Only 65% of Canadian medical schools participated in this survey – a limitation of this study. Furthermore, while significant effort was made to identify and locate the most knowledgeable content expert at each institution, it is possible that such experts might not be fully aware of the breadth and depth of tobacco-related curricular content. The possibility, therefore, that curriculum coverage may be over- or under-estimated cannot be excluded. The short survey assessing medical students’ attitudes toward smoking cessation education was only implemented at the University of Ottawa and hence cannot be extrapolated to infer similar attitudes of medical students at other institutions.

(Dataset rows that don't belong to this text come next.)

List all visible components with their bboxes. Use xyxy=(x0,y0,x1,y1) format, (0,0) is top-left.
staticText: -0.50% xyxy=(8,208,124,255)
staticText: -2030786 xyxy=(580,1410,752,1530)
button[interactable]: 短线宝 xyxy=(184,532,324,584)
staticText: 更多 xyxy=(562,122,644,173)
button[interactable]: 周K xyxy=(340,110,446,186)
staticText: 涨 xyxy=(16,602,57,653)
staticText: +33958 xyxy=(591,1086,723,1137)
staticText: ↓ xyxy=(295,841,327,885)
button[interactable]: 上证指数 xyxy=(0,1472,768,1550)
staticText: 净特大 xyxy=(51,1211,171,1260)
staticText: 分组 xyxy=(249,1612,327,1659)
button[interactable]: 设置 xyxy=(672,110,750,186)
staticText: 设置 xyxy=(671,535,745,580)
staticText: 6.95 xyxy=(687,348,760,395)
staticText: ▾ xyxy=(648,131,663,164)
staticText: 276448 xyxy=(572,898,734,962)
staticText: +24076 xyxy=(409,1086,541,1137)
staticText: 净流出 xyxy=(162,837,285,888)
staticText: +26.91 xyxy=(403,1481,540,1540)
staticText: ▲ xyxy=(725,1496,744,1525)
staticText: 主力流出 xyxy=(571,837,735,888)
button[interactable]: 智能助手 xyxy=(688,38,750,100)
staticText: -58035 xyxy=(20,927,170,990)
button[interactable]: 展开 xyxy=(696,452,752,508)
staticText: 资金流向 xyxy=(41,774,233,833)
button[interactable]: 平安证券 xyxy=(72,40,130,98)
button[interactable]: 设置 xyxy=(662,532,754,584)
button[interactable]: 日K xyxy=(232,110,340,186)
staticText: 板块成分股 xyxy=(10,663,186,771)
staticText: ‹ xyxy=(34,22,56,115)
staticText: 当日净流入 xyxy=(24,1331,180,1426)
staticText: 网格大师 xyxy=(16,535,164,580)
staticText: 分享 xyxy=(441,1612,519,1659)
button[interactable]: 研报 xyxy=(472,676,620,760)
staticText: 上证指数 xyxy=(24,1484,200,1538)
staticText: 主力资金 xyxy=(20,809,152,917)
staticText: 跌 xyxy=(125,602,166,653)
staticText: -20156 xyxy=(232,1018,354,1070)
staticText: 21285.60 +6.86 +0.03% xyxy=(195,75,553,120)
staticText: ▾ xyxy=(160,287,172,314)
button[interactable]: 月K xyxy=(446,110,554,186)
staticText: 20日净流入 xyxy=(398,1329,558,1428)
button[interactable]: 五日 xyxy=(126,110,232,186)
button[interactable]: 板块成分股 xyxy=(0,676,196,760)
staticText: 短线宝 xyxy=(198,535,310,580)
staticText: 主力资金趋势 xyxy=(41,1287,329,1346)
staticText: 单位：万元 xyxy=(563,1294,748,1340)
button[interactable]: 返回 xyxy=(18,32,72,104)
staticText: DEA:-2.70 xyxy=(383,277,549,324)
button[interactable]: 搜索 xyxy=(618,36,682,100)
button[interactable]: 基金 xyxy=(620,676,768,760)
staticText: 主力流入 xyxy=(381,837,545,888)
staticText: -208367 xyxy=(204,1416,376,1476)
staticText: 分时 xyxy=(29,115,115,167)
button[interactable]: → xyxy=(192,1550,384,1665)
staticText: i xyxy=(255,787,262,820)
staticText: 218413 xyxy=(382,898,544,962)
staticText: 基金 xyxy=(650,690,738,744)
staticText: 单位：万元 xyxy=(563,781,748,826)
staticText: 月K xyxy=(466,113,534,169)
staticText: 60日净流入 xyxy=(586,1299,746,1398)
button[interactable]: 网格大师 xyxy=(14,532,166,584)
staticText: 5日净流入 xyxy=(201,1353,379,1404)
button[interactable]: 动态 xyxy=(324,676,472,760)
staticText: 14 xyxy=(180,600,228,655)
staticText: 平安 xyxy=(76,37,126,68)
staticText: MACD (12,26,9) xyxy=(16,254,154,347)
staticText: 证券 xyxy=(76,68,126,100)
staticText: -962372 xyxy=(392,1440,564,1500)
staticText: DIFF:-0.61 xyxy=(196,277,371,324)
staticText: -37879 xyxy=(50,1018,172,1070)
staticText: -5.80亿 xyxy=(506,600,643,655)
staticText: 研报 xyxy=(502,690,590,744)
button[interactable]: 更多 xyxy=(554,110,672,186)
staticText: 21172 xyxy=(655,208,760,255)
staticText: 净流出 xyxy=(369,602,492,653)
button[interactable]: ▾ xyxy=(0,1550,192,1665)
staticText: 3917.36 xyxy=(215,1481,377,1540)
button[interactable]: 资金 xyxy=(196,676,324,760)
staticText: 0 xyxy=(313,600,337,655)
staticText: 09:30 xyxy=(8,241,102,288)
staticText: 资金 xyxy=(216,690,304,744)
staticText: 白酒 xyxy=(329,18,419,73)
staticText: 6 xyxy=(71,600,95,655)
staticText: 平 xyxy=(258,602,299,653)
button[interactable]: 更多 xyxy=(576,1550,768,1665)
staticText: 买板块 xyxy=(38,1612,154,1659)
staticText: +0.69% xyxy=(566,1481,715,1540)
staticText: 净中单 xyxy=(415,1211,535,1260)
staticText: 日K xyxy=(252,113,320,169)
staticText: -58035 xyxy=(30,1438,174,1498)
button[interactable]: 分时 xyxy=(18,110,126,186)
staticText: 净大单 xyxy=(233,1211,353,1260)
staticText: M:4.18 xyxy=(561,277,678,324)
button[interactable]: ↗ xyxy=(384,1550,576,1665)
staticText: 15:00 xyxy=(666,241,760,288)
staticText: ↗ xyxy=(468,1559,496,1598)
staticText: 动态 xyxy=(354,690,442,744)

In conclusion, this survey of approaches to SCC education for medical students demonstrates substantial deficits and inconsistencies in the delivery of such training in the pre-clerkship curricula of Canadian medical schools. Medical students surveyed at the University of Ottawa expressed a lack of comfort in addressing smoking cessation. These findings suggest potential deficits in tobacco education in Canadian medical schools, comparable to those demonstrated in the U.K in 2015.9 Implementing and/or strengthening evidence-based methods of SCC training early in medical school, where they are lacking, is a logical step to strategically address these curriculum deficits. Enhanced inter-university collaboration might facilitate the development of a national, standardized curriculum model to guide undergraduate medical education programs within the pre-clerkship curriculum of Canada’s medical schools. The enormous burden of tobacco disease in our society warrants immediate and concerted effort.
Acknowledgements
The authors wish to acknowledge the kind contributions of Debbie Aitkin and Dr. Tobias Raupach in the development of the national survey and the preparation of this manuscript.
Conflicts of interest
All authors of this paper were affiliated with the University of Ottawa, one of the 11 participating institutions in the national curriculum survey, during the time this research was conducted. Matthew Loranger was a physician resident affiliated with the University of Ottawa and Kayla Simms is physician resident affiliated with McMaster University at the time of this publication. Students in the Faculty of Medicine at the University of Ottawa participated in an additional short survey entitled: Assessing Medical Students Attitudes toward Smoking Cessation Education. The University of Ottawa, Faculty of Medicine was the sole source of funding for this research. Andrew Pipe has received consulting fees and research grants from Pfizer and Johnson & Johnson and has advised a number of governments and health organizations on issues related to smoking cessation.